Salah satu masalah yakni penerimaan jalur prestasi yang tidak terukur dan tidak transparan.
"Orang masuk, upload dokumen, selesai, itu yang tahu panitia dan itu tidak diumumkan skor-skornya," kata dia.
Anak Tak Lolos PPDB, Puluhan Orang Tua Kembali Demo di Depan SMAN 4 Depok
Oleh karena itu, Ombudsman mengusulkan agar seluruh Dinas Pendidikan memetakan sebaran calon peserta didik.

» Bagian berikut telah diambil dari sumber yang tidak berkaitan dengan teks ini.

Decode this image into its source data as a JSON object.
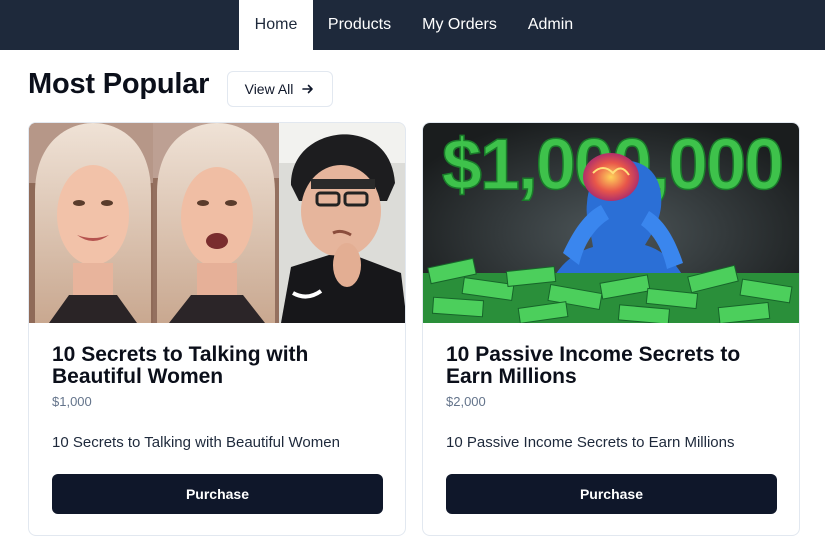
{
  "nav": {
    "items": [
      {
        "label": "Home",
        "active": true
      },
      {
        "label": "Products",
        "active": false
      },
      {
        "label": "My Orders",
        "active": false
      },
      {
        "label": "Admin",
        "active": false
      }
    ]
  },
  "main": {
    "section_title": "Most Popular",
    "view_all_label": "View All",
    "view_all_icon": "arrow-right-icon",
    "products": [
      {
        "title": "10 Secrets to Talking with Beautiful Women",
        "price": "$1,000",
        "description": "10 Secrets to Talking with Beautiful Women",
        "button_label": "Purchase"
      },
      {
        "title": "10 Passive Income Secrets to Earn Millions",
        "price": "$2,000",
        "description": "10 Passive Income Secrets to Earn Millions",
        "button_label": "Purchase",
        "image_text": "$1,000,000"
      }
    ]
  },
  "colors": {
    "navbar_bg": "#1e293b",
    "button_bg": "#0f172a",
    "price_text": "#64748b",
    "money_green": "#3ec24b"
  }
}
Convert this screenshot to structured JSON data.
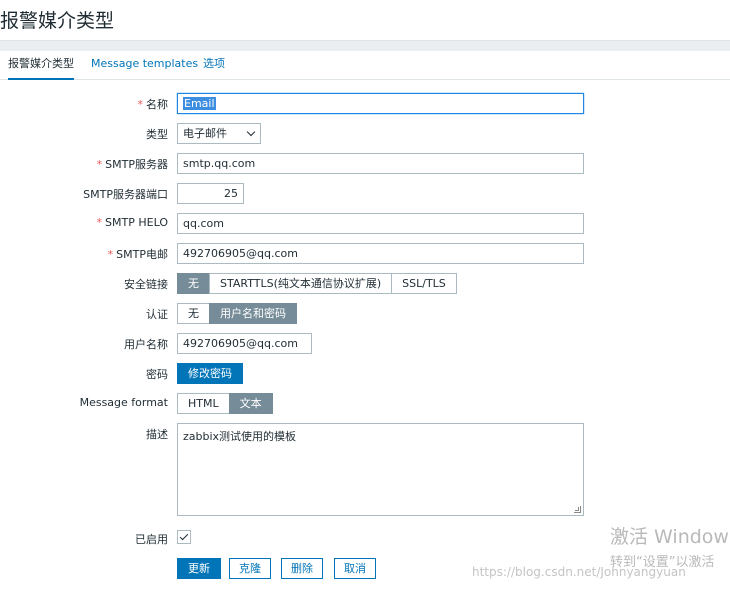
{
  "page": {
    "title": "报警媒介类型"
  },
  "tabs": [
    {
      "label": "报警媒介类型",
      "active": true
    },
    {
      "label": "Message templates",
      "active": false
    },
    {
      "label": "选项",
      "active": false
    }
  ],
  "form": {
    "name": {
      "label": "名称",
      "required": true,
      "value": "Email"
    },
    "type": {
      "label": "类型",
      "value": "电子邮件"
    },
    "smtp_server": {
      "label": "SMTP服务器",
      "required": true,
      "value": "smtp.qq.com"
    },
    "smtp_port": {
      "label": "SMTP服务器端口",
      "value": "25"
    },
    "smtp_helo": {
      "label": "SMTP HELO",
      "required": true,
      "value": "qq.com"
    },
    "smtp_email": {
      "label": "SMTP电邮",
      "required": true,
      "value": "492706905@qq.com"
    },
    "security": {
      "label": "安全链接",
      "options": [
        "无",
        "STARTTLS(纯文本通信协议扩展)",
        "SSL/TLS"
      ],
      "selected": "无"
    },
    "auth": {
      "label": "认证",
      "options": [
        "无",
        "用户名和密码"
      ],
      "selected": "用户名和密码"
    },
    "username": {
      "label": "用户名称",
      "value": "492706905@qq.com"
    },
    "password": {
      "label": "密码",
      "button": "修改密码"
    },
    "message_format": {
      "label": "Message format",
      "options": [
        "HTML",
        "文本"
      ],
      "selected": "文本"
    },
    "description": {
      "label": "描述",
      "value": "zabbix测试使用的模板"
    },
    "enabled": {
      "label": "已启用",
      "checked": true
    }
  },
  "actions": {
    "update": "更新",
    "clone": "克隆",
    "delete": "删除",
    "cancel": "取消"
  },
  "overlay": {
    "windows_line1": "激活 Windows",
    "windows_line2": "转到“设置”以激活",
    "csdn_url": "https://blog.csdn.net/Johnyangyuan"
  },
  "colors": {
    "accent": "#0275b8",
    "toggle_on": "#768d99",
    "required": "#e45959"
  }
}
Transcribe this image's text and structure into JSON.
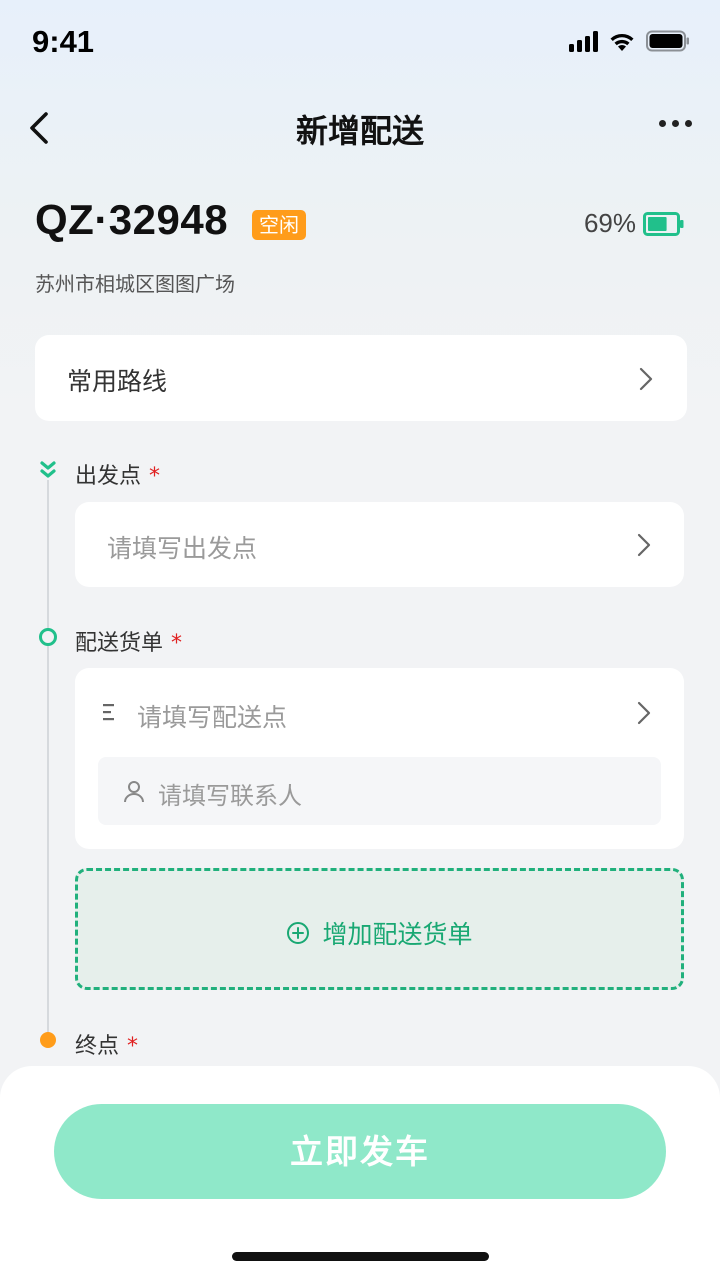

Siswa bisa dipetakan dari lokasi, minat, prestasi, tingkat ekonomi hingga kondisi fisik.
"Itu yang akan nanti bisa dilakukan pemerataan untuk tahun depan, baik sarana prasarana dan kuota-kota dari masing-masing jalur," ucapnya.
Menurutnya, dengan memetakan calon peserta didik maka pemerintah bisa membagi zona sambil mengetahui minat dan prestasi calon siswa.
"Yang terjadi temuan di berbagai kota, KK (Kartu Keluarga) numpang di ruko, ternyata kantor, malah ada yang mengerikan, nitip di penjaga sekolah yang tinggalnya di sekolah titiknya 0 meter," kata Indraza.